Dodaje: – Natomiast my dostajemy dwie kartki papieru, pewnie z obszernych zeznań, zmanipulowanych w ten sposób, że pewne nazwiska są zaciemnione, a inne nie. To stricte gra polityczna, która nie ma nic wspólnego z wymiarem sprawiedliwości. Jeśli ktoś się tu skompromitował, to minister sprawiedliwości, który w ten sposób postępuje.
– Znamy fragment zeznań z Newsweeka. Znamy fragment zeznań, które upublicznił Zbigniew Ziobro. Świadek w jednym aspekcie może się mylić, w drugim nie. Ale od tego jest sąd, żeby ocenić wiarygodność świadka. Proszę mnie źle nie zrozumieć, ja nie mówię, gdzie świadek mówił prawdę, a gdzie nie. Absolutnie nie mam do tego prawa i za mało wiem – zaznacza mecenas Piotrowski.
Natomiast, jak podkreśla, zeznania świadka czasami składają się z elementów, którym sąd daje wiarę, i jednocześnie takich, którym wiary nie daje.
– Świadek dla mnie nie jest ani bohaterem, ani nie jest przekreślony z powodu swoich zeznań. To powinno zostać zweryfikowane przez sąd, przy pomocy pozostałego materiału dowodowego. A nie przez publiczność na Twitterze, bo Zbigniew Ziobro udostępnił dwie kartki protokołu – mówi.

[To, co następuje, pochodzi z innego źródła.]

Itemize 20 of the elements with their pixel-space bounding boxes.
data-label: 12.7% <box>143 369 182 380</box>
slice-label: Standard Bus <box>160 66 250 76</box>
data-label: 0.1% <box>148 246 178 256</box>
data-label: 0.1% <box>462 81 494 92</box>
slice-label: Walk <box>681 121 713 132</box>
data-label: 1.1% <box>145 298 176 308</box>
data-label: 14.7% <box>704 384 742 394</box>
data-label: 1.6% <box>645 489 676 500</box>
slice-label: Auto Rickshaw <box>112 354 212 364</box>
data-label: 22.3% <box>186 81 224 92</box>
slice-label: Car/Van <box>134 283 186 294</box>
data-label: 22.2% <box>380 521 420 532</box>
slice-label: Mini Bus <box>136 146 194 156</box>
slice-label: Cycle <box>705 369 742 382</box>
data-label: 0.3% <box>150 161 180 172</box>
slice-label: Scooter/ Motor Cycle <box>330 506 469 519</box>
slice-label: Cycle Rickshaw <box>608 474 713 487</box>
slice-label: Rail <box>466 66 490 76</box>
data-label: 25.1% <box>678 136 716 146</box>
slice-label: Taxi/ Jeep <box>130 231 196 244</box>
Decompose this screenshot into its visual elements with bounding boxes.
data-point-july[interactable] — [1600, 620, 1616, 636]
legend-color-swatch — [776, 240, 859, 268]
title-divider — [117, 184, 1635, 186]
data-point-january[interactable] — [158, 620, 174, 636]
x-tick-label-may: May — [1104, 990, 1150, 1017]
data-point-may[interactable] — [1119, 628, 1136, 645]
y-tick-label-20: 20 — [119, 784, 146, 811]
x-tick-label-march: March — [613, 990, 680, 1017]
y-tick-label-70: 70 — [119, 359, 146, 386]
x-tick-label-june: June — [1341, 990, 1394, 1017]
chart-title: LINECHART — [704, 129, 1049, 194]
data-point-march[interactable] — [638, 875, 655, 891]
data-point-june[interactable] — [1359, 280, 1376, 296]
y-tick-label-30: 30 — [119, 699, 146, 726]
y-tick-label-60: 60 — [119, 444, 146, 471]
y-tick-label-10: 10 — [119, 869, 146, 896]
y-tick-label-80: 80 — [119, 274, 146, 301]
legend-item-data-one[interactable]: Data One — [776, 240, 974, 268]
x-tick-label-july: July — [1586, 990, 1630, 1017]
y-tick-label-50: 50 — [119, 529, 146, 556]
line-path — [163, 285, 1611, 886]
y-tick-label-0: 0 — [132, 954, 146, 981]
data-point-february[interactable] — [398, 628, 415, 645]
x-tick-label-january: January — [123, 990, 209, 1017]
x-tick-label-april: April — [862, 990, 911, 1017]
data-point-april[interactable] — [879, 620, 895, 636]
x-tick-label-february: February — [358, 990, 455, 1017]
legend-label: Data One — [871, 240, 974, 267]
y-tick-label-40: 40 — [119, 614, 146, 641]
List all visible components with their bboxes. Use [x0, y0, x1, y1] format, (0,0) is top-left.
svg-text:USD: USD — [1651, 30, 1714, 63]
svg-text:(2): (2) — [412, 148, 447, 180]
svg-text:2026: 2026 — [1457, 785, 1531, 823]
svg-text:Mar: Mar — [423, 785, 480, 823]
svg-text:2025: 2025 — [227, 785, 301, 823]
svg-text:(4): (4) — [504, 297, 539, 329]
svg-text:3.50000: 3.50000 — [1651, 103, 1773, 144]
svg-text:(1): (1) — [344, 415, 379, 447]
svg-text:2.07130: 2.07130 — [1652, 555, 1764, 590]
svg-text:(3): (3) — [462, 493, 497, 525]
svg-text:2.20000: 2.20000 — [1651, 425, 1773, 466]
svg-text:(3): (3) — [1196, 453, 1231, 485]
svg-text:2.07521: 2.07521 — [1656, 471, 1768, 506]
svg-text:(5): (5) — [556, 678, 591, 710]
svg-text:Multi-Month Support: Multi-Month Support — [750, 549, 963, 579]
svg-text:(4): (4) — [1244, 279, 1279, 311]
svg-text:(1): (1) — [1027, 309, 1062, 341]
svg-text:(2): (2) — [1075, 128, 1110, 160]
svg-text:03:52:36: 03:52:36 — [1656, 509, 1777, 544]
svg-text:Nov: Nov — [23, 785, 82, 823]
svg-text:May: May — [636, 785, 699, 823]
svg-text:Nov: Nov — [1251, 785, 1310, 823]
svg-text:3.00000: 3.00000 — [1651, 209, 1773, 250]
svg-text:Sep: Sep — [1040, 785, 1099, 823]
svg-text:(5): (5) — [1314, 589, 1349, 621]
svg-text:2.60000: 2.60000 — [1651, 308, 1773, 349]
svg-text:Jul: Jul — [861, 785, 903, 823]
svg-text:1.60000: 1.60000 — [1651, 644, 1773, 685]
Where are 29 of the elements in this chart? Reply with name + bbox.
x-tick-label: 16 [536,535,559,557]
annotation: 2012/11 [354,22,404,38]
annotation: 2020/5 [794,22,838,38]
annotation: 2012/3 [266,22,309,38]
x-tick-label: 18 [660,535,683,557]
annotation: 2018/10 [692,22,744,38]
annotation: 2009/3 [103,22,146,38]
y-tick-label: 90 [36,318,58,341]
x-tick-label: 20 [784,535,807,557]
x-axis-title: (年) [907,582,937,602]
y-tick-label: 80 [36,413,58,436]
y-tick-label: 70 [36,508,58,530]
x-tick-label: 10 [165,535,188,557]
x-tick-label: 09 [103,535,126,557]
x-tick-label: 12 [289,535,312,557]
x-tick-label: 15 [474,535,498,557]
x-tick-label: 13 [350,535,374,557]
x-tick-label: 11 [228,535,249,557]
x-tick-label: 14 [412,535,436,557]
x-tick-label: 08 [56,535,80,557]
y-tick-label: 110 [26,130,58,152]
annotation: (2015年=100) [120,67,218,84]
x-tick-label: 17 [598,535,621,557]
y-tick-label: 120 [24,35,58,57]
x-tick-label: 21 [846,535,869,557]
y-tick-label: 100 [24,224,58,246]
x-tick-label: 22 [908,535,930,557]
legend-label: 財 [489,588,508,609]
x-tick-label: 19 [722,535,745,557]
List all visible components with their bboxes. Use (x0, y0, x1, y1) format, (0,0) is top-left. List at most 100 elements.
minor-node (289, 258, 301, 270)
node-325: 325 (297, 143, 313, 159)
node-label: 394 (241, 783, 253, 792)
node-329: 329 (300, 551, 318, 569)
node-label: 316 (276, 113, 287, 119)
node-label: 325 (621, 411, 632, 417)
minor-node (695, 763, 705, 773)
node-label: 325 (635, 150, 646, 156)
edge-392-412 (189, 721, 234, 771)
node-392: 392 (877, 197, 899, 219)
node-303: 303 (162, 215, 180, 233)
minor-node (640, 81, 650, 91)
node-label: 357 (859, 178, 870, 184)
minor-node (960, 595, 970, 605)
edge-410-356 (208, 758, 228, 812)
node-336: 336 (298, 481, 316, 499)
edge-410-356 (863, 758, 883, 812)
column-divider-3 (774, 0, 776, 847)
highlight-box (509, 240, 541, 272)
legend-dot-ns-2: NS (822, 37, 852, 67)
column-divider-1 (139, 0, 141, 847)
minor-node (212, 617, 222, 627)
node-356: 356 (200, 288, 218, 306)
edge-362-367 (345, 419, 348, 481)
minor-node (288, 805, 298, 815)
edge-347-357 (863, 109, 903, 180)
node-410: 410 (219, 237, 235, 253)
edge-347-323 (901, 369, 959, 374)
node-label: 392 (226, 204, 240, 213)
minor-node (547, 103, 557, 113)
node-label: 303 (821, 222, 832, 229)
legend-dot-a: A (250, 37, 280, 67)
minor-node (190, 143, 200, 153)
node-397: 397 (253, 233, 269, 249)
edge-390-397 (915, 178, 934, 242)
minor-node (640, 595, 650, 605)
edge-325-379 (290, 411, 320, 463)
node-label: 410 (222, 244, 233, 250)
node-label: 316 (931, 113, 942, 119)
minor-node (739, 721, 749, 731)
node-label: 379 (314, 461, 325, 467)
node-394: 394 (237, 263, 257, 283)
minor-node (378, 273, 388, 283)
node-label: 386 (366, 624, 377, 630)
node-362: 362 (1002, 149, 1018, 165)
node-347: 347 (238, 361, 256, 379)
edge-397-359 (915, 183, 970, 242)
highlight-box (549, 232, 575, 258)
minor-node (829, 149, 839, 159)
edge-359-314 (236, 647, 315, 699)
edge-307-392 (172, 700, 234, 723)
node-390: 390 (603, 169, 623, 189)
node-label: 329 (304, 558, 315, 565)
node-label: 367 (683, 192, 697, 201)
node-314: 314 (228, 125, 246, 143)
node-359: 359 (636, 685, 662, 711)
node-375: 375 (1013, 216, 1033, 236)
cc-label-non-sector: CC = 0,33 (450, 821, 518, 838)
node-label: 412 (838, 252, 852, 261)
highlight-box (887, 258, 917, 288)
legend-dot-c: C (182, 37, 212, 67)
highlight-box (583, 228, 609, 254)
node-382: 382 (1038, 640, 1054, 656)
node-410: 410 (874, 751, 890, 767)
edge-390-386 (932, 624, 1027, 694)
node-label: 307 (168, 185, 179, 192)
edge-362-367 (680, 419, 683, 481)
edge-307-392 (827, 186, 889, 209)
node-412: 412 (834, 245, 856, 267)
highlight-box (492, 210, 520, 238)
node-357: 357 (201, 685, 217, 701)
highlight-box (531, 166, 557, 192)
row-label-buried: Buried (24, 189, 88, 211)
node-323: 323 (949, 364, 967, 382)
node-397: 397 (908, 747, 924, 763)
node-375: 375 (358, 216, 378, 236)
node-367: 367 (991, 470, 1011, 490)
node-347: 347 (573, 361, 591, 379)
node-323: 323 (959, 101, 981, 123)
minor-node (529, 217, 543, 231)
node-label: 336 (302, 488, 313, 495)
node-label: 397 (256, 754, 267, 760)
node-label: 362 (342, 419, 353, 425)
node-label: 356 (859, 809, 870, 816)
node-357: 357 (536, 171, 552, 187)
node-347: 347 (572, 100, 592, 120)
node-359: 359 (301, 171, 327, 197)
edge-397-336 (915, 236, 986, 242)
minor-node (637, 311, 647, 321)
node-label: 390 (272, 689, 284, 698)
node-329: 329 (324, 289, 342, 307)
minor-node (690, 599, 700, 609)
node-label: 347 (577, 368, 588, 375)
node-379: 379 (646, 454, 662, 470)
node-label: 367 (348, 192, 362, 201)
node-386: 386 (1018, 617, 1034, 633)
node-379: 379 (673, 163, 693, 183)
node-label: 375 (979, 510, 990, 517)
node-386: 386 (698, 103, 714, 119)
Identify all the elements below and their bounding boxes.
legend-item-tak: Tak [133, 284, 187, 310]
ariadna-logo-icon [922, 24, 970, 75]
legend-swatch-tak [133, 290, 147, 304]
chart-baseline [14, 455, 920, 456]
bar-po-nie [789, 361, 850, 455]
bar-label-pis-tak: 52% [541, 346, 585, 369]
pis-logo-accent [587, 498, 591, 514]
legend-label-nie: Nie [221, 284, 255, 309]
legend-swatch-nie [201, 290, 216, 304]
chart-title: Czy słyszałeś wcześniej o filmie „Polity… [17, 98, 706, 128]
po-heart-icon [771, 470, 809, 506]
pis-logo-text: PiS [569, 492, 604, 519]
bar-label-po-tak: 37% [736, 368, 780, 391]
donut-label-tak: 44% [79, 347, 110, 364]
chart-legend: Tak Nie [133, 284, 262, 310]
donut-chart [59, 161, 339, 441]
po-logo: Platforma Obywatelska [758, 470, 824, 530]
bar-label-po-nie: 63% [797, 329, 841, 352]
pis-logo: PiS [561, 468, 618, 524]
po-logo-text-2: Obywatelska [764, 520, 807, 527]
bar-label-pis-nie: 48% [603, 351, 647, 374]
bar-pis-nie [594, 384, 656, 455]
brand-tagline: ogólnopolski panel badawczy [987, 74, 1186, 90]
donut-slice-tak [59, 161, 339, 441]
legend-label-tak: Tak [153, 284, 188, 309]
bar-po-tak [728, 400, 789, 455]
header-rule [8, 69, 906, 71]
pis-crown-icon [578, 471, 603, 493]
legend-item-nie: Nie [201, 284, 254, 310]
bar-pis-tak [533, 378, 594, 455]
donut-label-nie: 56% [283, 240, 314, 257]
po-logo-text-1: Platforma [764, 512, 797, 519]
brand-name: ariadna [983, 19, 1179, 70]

Dodaje: – Ja jako adwokat, codziennie przed sądem mówię, że ten świadek jest wiarygodny, a ten nie. A prokurator mówi na odwrót. I teraz to się dzieje w opinii publicznej, zamiast na sali rozpraw. Tylko sądu niezawisłego nie ma, który oceni, kto ma rację.
Donald Tusk, przewodniczący Platformy Obywatelskiej, publicznie postawił poważne oskarżenia wobec prokuratury dotyczące rzekomego zatajania informacji i zaniechań w śledztwie. Powołał się na jeden z protokołów wyjaśnień Marcina W., pomijając inne jego relacje procesowe pozostające w związku z tematem wczorajszej konferencji. Dlatego postanowiłem, że interes publiczny wymaga, by obywatele poznali całość złożonych przez niego relacji dotyczących wątku kryminalno-politycznego w kontekście związków z Rosją.
Zbigniew Ziobro
Minister Sprawiedliwości
Materiałem dowodowym żongluje się tylko w celach politycznych. W ten sposób, że udostępnia się opinii publicznej fragment zeznań, który w mojej ocenie, nie ma żadnego znaczenia, dla dobra tego postępowania. Tu nie ma mowy o żadnym sensie dla dobra procesu.